IBM is one of the technology industry's main bellwether stocks
Demand for its services outside the US helped to boost sales to $28.9bn (£14.7bn), topping expectations by more than a $1bn. Profits rose by 24%.
The firm's shares jumped the most in five years after the announcement that foreign sales had lifted earnings.
The news helped to ease fears over the extent technology firms would be hit by the slowing US economy.
IBM's shares finished the trading session 5.39% higher at $102.93, having climbed as much as 8.1% in earlier trading.
Peter Misek, an analyst at Canaccord Adams, said IBM's statement was good news for technology companies that have an international focus and are not reliant on the US for growth.
"Our view is this is very positive for the likes of Intel and Microsoft and any other large multinational that gets a large proportion of its revenue overseas," he said.
The results had been scheduled for release later in the week and the news took the market by surprise.
An IBM spokesman said that once it had become clear that the company's performance had been significantly better than expected in its fourth quarter, they felt it appropriate to tell investors as soon as possible.

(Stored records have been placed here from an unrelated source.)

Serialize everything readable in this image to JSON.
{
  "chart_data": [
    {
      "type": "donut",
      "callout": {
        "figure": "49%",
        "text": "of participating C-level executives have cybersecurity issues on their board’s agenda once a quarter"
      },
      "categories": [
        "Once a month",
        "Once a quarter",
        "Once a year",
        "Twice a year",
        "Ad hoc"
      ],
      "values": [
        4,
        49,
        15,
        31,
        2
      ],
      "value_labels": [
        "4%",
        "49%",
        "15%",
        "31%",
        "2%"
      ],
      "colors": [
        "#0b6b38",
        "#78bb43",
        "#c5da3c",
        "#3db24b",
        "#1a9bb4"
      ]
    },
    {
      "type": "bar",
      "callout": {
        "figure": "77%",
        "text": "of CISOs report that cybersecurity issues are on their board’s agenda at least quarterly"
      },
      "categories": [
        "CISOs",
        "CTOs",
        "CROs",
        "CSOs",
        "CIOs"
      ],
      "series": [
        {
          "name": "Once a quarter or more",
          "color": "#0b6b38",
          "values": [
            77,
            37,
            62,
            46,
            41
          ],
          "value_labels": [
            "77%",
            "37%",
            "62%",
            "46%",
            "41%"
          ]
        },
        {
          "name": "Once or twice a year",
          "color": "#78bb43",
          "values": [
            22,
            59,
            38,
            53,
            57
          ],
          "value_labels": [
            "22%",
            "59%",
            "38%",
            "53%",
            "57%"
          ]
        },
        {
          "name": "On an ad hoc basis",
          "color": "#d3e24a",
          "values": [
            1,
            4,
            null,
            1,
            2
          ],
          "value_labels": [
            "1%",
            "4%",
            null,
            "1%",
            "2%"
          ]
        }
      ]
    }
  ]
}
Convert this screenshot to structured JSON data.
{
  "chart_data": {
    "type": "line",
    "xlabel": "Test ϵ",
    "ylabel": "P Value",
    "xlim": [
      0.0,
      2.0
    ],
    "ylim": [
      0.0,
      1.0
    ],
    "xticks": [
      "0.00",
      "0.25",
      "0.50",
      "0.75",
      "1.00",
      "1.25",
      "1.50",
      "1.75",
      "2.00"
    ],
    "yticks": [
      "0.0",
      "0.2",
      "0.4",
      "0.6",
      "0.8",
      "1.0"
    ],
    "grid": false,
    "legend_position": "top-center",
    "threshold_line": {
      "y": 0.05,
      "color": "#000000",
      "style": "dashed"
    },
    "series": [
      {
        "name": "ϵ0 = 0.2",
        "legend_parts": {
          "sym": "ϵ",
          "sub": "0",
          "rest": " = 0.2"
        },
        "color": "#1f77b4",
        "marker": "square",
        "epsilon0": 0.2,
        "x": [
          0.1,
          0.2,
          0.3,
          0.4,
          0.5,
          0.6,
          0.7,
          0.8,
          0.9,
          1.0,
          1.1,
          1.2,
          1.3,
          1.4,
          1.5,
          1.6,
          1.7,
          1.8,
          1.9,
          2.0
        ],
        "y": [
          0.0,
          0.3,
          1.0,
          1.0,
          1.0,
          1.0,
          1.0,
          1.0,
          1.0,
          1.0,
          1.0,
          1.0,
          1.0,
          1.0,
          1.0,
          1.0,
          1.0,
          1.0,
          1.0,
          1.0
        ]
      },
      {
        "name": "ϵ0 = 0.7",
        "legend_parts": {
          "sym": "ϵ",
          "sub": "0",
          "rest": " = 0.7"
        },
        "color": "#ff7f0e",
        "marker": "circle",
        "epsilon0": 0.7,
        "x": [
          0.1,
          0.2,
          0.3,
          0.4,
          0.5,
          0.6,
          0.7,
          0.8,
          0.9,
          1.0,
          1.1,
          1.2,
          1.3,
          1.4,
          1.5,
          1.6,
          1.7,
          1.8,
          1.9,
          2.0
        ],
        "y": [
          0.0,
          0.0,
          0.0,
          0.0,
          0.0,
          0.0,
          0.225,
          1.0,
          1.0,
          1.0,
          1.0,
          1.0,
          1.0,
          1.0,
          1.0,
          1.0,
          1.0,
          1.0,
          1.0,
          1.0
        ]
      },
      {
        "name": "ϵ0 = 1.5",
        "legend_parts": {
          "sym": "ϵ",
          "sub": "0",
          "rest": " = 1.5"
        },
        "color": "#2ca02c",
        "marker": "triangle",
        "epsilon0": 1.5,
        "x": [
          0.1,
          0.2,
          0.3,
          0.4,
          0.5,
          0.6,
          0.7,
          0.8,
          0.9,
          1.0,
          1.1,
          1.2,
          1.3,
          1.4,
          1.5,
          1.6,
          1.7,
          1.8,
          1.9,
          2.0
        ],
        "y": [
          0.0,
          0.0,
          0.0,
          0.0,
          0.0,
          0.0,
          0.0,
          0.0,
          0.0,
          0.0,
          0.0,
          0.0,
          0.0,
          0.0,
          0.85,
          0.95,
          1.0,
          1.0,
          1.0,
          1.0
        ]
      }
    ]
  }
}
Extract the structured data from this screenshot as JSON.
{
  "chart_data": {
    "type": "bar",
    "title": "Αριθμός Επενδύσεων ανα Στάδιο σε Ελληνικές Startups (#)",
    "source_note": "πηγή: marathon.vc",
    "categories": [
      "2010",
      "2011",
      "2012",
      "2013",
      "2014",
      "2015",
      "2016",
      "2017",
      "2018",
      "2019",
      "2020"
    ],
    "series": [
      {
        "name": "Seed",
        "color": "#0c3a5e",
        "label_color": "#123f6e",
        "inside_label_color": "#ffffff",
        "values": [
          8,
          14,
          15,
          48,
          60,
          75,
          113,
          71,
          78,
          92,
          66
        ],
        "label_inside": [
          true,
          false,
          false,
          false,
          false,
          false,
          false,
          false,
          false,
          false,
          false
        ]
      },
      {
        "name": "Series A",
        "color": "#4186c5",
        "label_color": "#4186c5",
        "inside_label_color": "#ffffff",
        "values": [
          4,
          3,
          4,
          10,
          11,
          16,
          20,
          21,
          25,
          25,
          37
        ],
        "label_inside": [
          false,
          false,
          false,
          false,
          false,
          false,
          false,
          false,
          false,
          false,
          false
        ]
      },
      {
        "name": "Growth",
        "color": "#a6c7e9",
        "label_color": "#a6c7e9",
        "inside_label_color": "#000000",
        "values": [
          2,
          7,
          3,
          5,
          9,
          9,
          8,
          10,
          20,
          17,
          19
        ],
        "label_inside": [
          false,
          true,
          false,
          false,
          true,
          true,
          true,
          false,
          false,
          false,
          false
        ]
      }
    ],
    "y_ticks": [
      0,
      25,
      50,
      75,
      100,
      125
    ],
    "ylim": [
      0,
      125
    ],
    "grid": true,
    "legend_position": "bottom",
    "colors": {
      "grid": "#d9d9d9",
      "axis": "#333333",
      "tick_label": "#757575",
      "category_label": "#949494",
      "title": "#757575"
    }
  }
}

"IBM is well-positioned as we begin 2008 as a result of our global business reach, solid recurring revenue stream and strong financial position, said Samuel Palmisano, IBM chairman and chief executive officer.
"We are on track to achieve our long-term earnings-per-share roadmap objective in 2010."
The upbeat assessment of the firm's prospects spurred gains across the technology sector, with Intel up 5.05% to $23.08, Hewlett Packard climbing 2.51% to $46.13 and Microsoft rising 1.39% at $34.39.